“Io invito, al di là del partito, qualunque amministratore locale a seguire la sua coscienza e se ritiene sbagliata questa legge non applicarla”. A pronunciare queste parole, che risalgono al maggio del 2016, fu proprio Matteo Salvini durante un comizio a Bari dopo una visita al Cara di Palese. La legge in questione era quella relativa alle unioni civili approvata dal governo di centrosinistra. La famosa norma Cirinnà.
In quell’occasione il vicepremier, citando Don Milani e la sua obiezione di coscienza contro il servizio militare, ribadì un concetto molto semplice: “Se una legge è sbagliata si può disapplicare. Invito tutti i sindaci di qualunque parte politica a non applicare la legge”.
Un concetto, come scrisse Rai News, espresso anche durante un intervento radiofonico: "Scimmiottare matrimoni o addirittura figli o adozioni non fa parte del futuro del progresso. Senza dimenticare che queste unioni sono l'anticamera delle adozioni gay.
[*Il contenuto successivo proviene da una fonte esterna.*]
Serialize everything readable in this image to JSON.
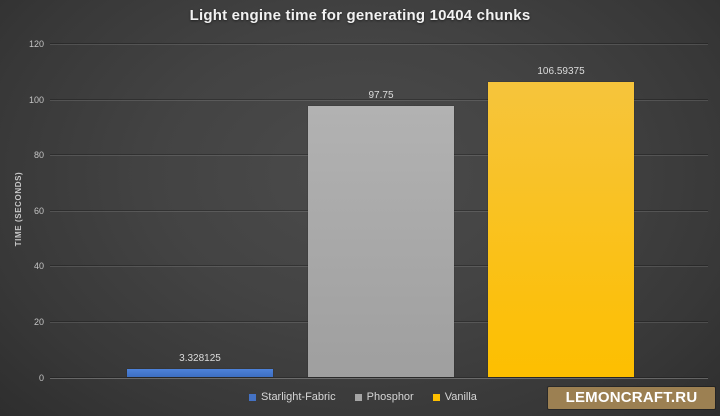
{
  "chart_data": {
    "type": "bar",
    "title": "Light engine time for generating 10404 chunks",
    "categories": [
      "Starlight-Fabric",
      "Phosphor",
      "Vanilla"
    ],
    "values": [
      3.328125,
      97.75,
      106.59375
    ],
    "value_labels": [
      "3.328125",
      "97.75",
      "106.59375"
    ],
    "series_colors": [
      "#4472c4",
      "#a5a5a5",
      "#ffc000"
    ],
    "series_gradients": [
      [
        "#4d82da",
        "#3d6ec1"
      ],
      [
        "#b2b2b2",
        "#9f9f9f"
      ],
      [
        "#f6c43c",
        "#fdbf00"
      ]
    ],
    "xlabel": "",
    "ylabel": "TIME (SECONDS)",
    "ylim": [
      0,
      120
    ],
    "yticks": [
      0,
      20,
      40,
      60,
      80,
      100,
      120
    ],
    "grid": true,
    "legend_position": "bottom"
  },
  "watermark": {
    "label": "LEMONCRAFT.RU",
    "background": "#9c8052"
  }
}
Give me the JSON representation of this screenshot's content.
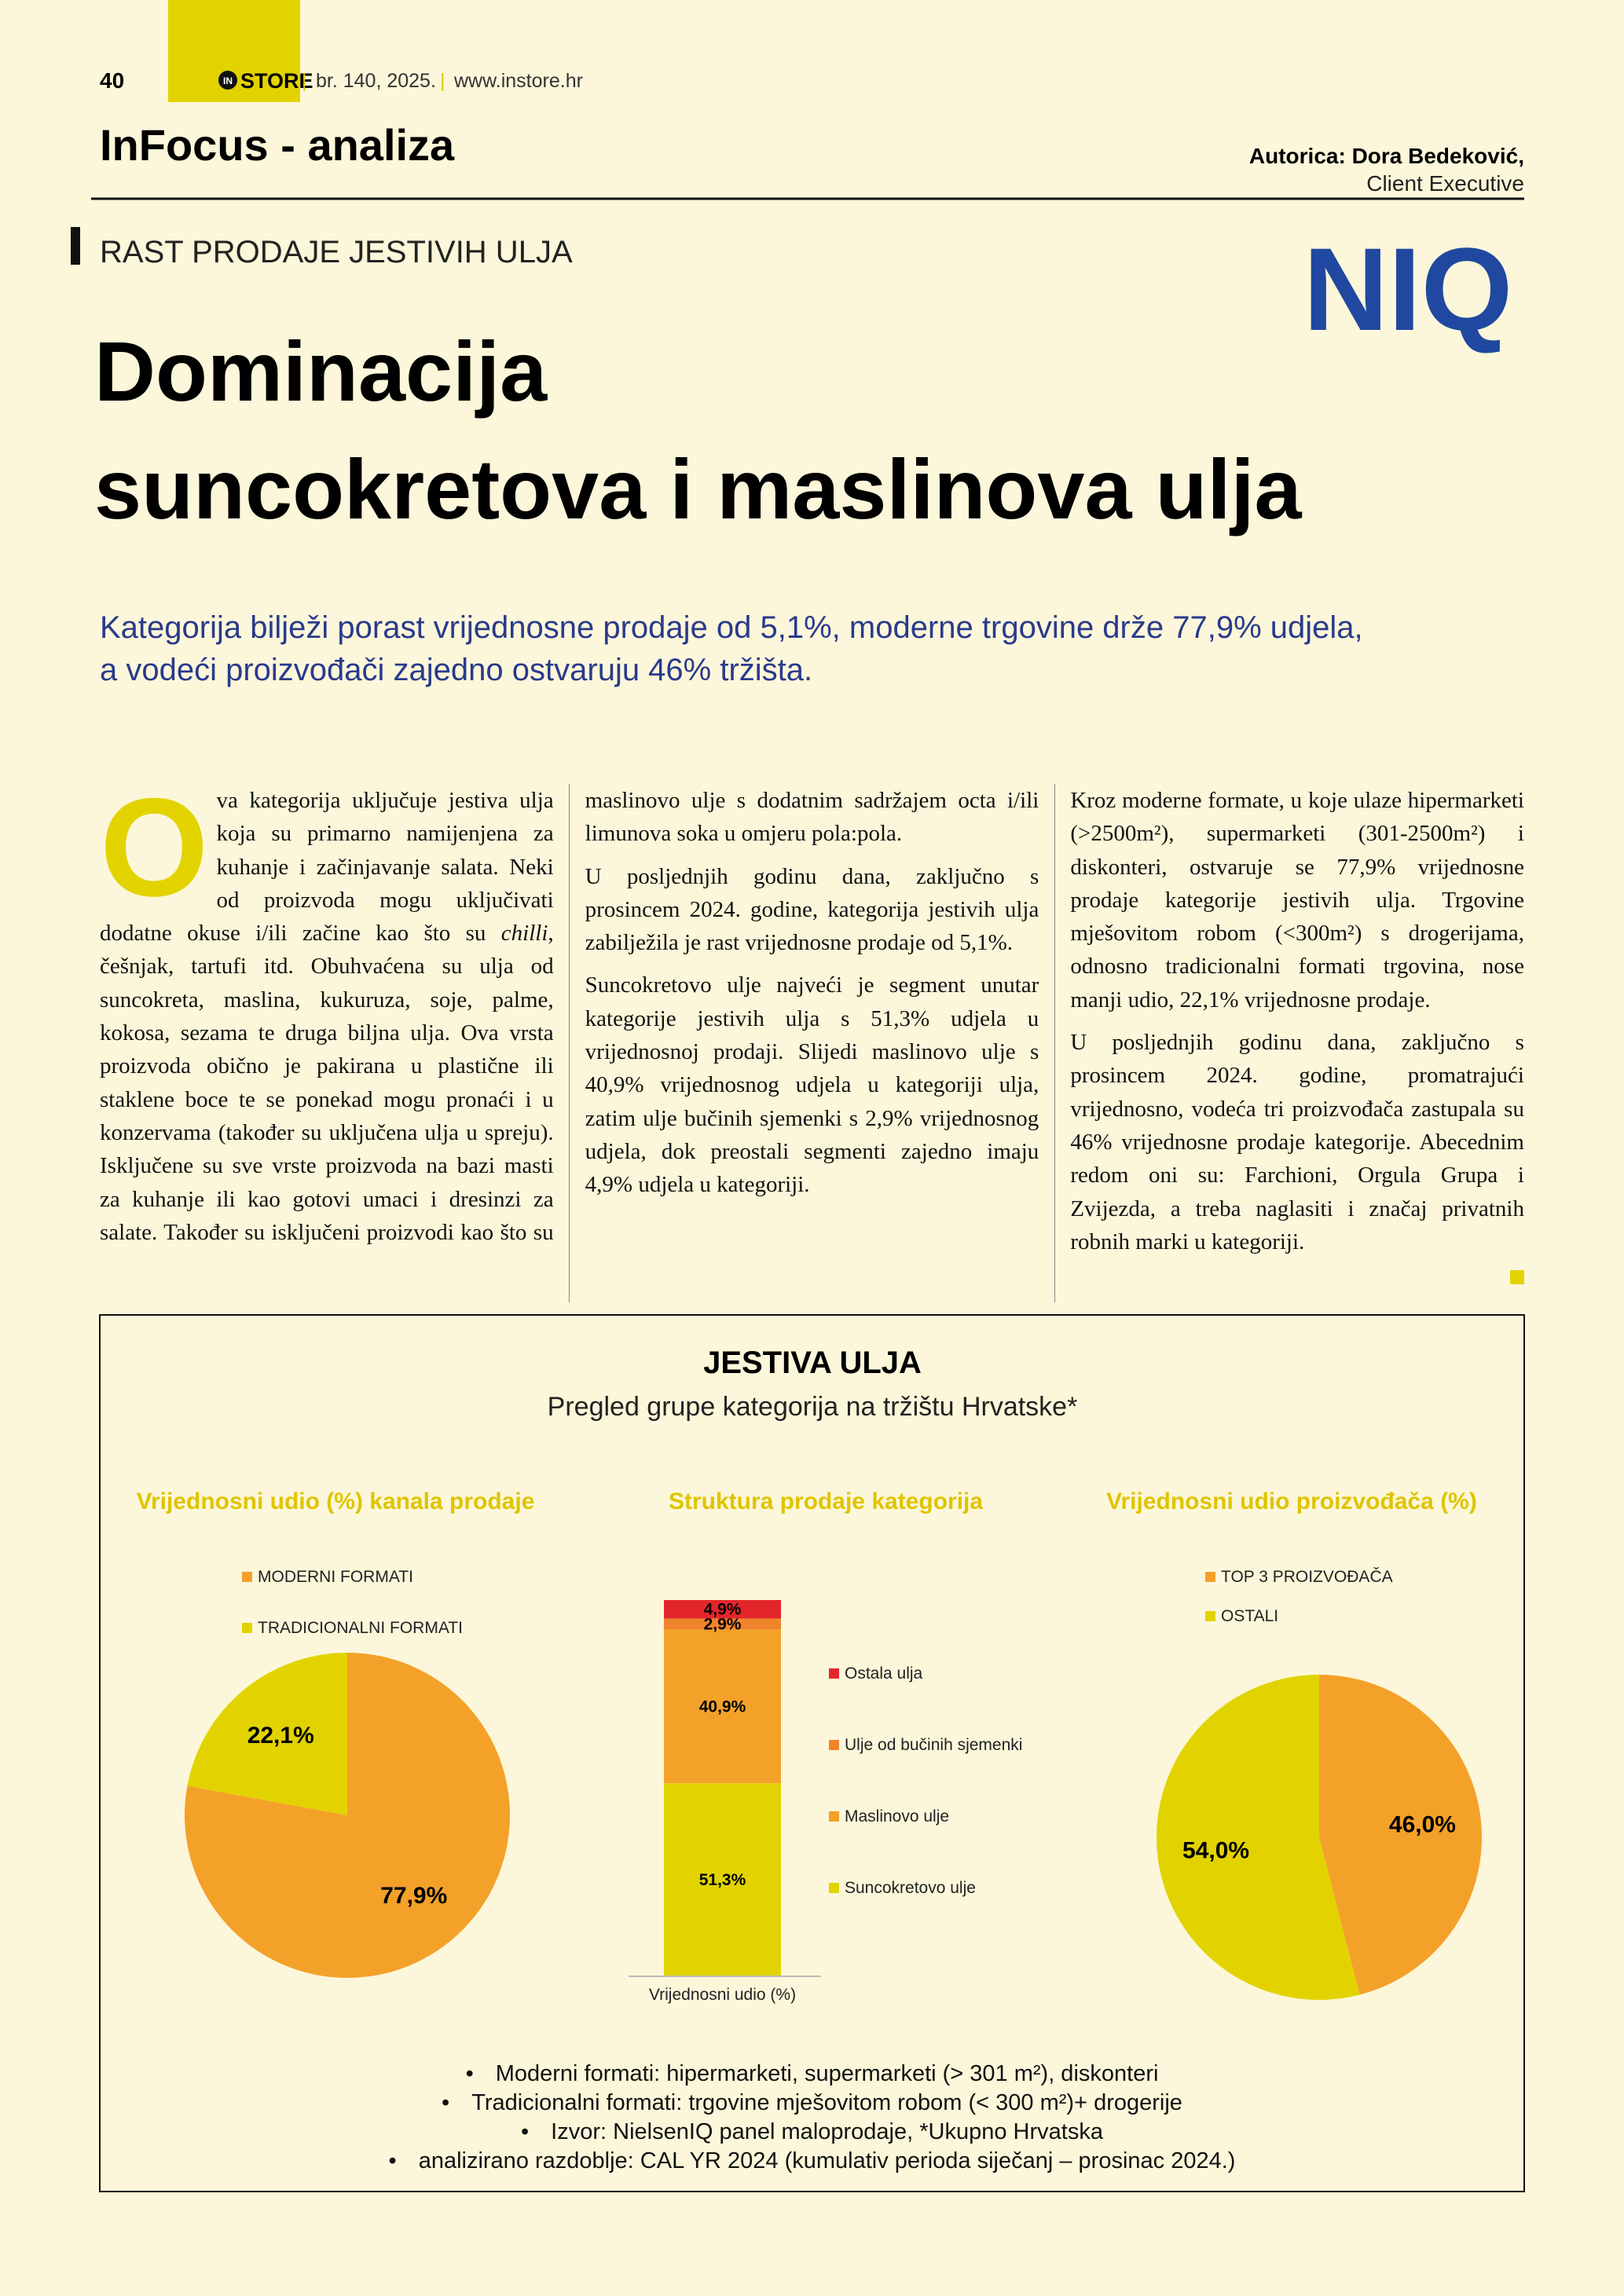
{
  "header": {
    "page_number": "40",
    "logo_mark": "IN",
    "logo": "STORE",
    "issue": "br. 140, 2025.",
    "website": "www.instore.hr",
    "section": "InFocus - analiza",
    "author": "Autorica: Dora Bedeković,",
    "author_role": "Client Executive",
    "brand": "NIQ"
  },
  "article": {
    "kicker": "RAST PRODAJE JESTIVIH ULJA",
    "title": [
      "Dominacija",
      "suncokretova i maslinova ulja"
    ],
    "lead": [
      "Kategorija bilježi porast vrijednosne prodaje od 5,1%, moderne trgovine drže 77,9% udjela,",
      "a vodeći proizvođači zajedno ostvaruju 46% tržišta."
    ],
    "drop_cap": "O",
    "intro": [
      "va kategorija uključuje jestiva ulja koja su primarno namijenjena za kuhanje i začinjavanje salata. Neki od proizvoda mogu uključivati dodatne okuse i/ili začine kao što su ",
      "chilli",
      ", češnjak, tartufi itd. Obuhvaćena su ulja od suncokreta, maslina, kukuruza, soje, palme, kokosa, sezama te druga biljna ulja. Ova vrsta proizvoda obično je pakirana u plastične ili staklene boce te se ponekad mogu pronaći i u konzervama (također su uključena ulja u spreju). Isključene su sve vrste proizvoda na bazi masti za kuhanje ili kao gotovi umaci i dresinzi za salate. Također su isključeni proizvodi kao što su maslinovo ulje s dodatnim sadržajem octa i/ili limunova soka u omjeru pola:pola."
    ],
    "paragraphs": [
      "U posljednjih godinu dana, zaključno s prosincem 2024. godine, kategorija jestivih ulja zabilježila je rast vrijednosne prodaje od 5,1%.",
      "Suncokretovo ulje najveći je segment unutar kategorije jestivih ulja s 51,3% udjela u vrijednosnoj prodaji. Slijedi maslinovo ulje s 40,9% vrijednosnog udjela u kategoriji ulja, zatim ulje bučinih sjemenki s 2,9% vrijednosnog udjela, dok preostali segmenti zajedno imaju 4,9% udjela u kategoriji.",
      "Kroz moderne formate, u koje ulaze hipermarketi (>2500m²), supermarketi (301-2500m²) i diskonteri, ostvaruje se 77,9% vrijednosne prodaje kategorije jestivih ulja. Trgovine mješovitom robom (<300m²) s drogerijama, odnosno tradicionalni formati trgovina, nose manji udio, 22,1% vrijednosne prodaje.",
      "U posljednjih godinu dana, zaključno s prosincem 2024. godine, promatrajući vrijednosno, vodeća tri proizvođača zastupala su 46% vrijednosne prodaje kategorije. Abecednim redom oni su: Farchioni, Orgula Grupa i Zvijezda, a treba naglasiti i značaj privatnih robnih marki u kategoriji."
    ]
  },
  "figure": {
    "title": "JESTIVA ULJA",
    "subtitle": "Pregled grupe kategorija na tržištu Hrvatske*",
    "notes": [
      "Moderni formati: hipermarketi, supermarketi (> 301 m²), diskonteri",
      "Tradicionalni formati: trgovine mješovitom robom (< 300 m²)+ drogerije",
      "Izvor: NielsenIQ panel maloprodaje, *Ukupno Hrvatska",
      "analizirano razdoblje: CAL YR 2024 (kumulativ perioda siječanj – prosinac 2024.)"
    ]
  },
  "chart_data": [
    {
      "type": "pie",
      "title": "Vrijednosni udio (%) kanala prodaje",
      "categories": [
        "MODERNI FORMATI",
        "TRADICIONALNI FORMATI"
      ],
      "values": [
        77.9,
        22.1
      ],
      "value_labels": [
        "77,9%",
        "22,1%"
      ],
      "colors": [
        "#f4a12a",
        "#e2d300"
      ]
    },
    {
      "type": "bar",
      "stacked": true,
      "title": "Struktura prodaje kategorija",
      "categories": [
        "Vrijednosni udio (%)"
      ],
      "ylim": [
        0,
        100
      ],
      "series": [
        {
          "name": "Suncokretovo ulje",
          "color": "#e2d300",
          "values": [
            51.3
          ],
          "value_labels": [
            "51,3%"
          ]
        },
        {
          "name": "Maslinovo ulje",
          "color": "#f4a12a",
          "values": [
            40.9
          ],
          "value_labels": [
            "40,9%"
          ]
        },
        {
          "name": "Ulje od bučinih sjemenki",
          "color": "#f0842c",
          "values": [
            2.9
          ],
          "value_labels": [
            "2,9%"
          ]
        },
        {
          "name": "Ostala ulja",
          "color": "#e3262b",
          "values": [
            4.9
          ],
          "value_labels": [
            "4,9%"
          ]
        }
      ]
    },
    {
      "type": "pie",
      "title": "Vrijednosni udio proizvođača (%)",
      "categories": [
        "TOP 3 PROIZVOĐAČA",
        "OSTALI"
      ],
      "values": [
        46.0,
        54.0
      ],
      "value_labels": [
        "46,0%",
        "54,0%"
      ],
      "colors": [
        "#f4a12a",
        "#e2d300"
      ]
    }
  ]
}
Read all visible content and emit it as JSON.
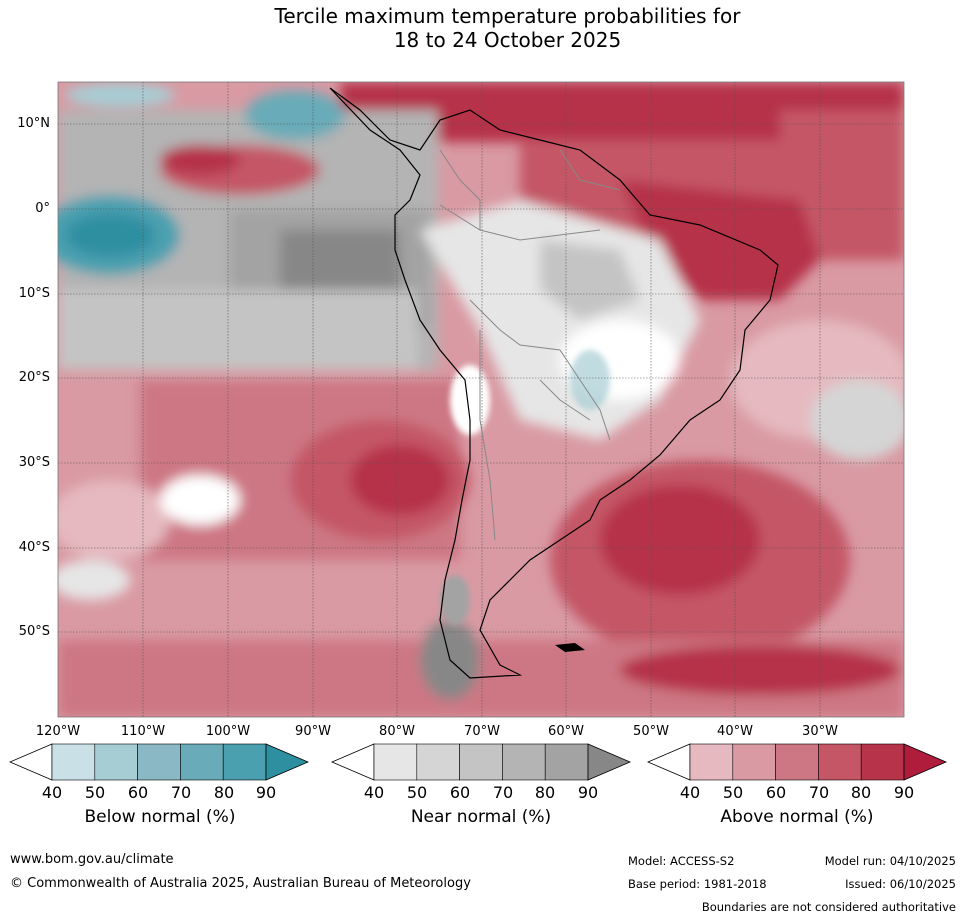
{
  "title": {
    "line1": "Tercile maximum temperature probabilities for",
    "line2": "18 to 24 October 2025"
  },
  "map": {
    "latitude_labels": [
      "10°N",
      "0°",
      "10°S",
      "20°S",
      "30°S",
      "40°S",
      "50°S"
    ],
    "longitude_labels": [
      "120°W",
      "110°W",
      "100°W",
      "90°W",
      "80°W",
      "70°W",
      "60°W",
      "50°W",
      "40°W",
      "30°W"
    ]
  },
  "legends": [
    {
      "title": "Below normal (%)",
      "ticks": [
        "40",
        "50",
        "60",
        "70",
        "80",
        "90"
      ],
      "colors": [
        "#ffffff",
        "#c9e1e6",
        "#a7cdd4",
        "#8ab8c4",
        "#69abb8",
        "#4ba0b0",
        "#2e8fa1"
      ]
    },
    {
      "title": "Near normal (%)",
      "ticks": [
        "40",
        "50",
        "60",
        "70",
        "80",
        "90"
      ],
      "colors": [
        "#ffffff",
        "#e6e6e6",
        "#d5d5d5",
        "#c4c4c4",
        "#b4b4b4",
        "#a3a3a3",
        "#878787"
      ]
    },
    {
      "title": "Above normal (%)",
      "ticks": [
        "40",
        "50",
        "60",
        "70",
        "80",
        "90"
      ],
      "colors": [
        "#ffffff",
        "#e5b9bf",
        "#d99aa3",
        "#cd7784",
        "#c45666",
        "#b6334a",
        "#b01c3c"
      ]
    }
  ],
  "footer": {
    "website": "www.bom.gov.au/climate",
    "copyright": "© Commonwealth of Australia 2025, Australian Bureau of Meteorology",
    "model": "Model: ACCESS-S2",
    "model_run": "Model run: 04/10/2025",
    "base_period": "Base period: 1981-2018",
    "issued": "Issued: 06/10/2025",
    "disclaimer": "Boundaries are not considered authoritative"
  }
}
Motivo per cui chiederò come Lega a tutti i sindaci e amministratori locali di disobbedire a quella che è una legge sbagliata”. Un atteggiamento molto diverso rispetto a quello adottato, in questi giorni, nei confronti del Sindaco di Palermo, Leoluca Orlando e di altri amministratori locali che hanno deciso di sospendere l’applicazione del decreto sicurezza e le norme sui richiedenti asilo.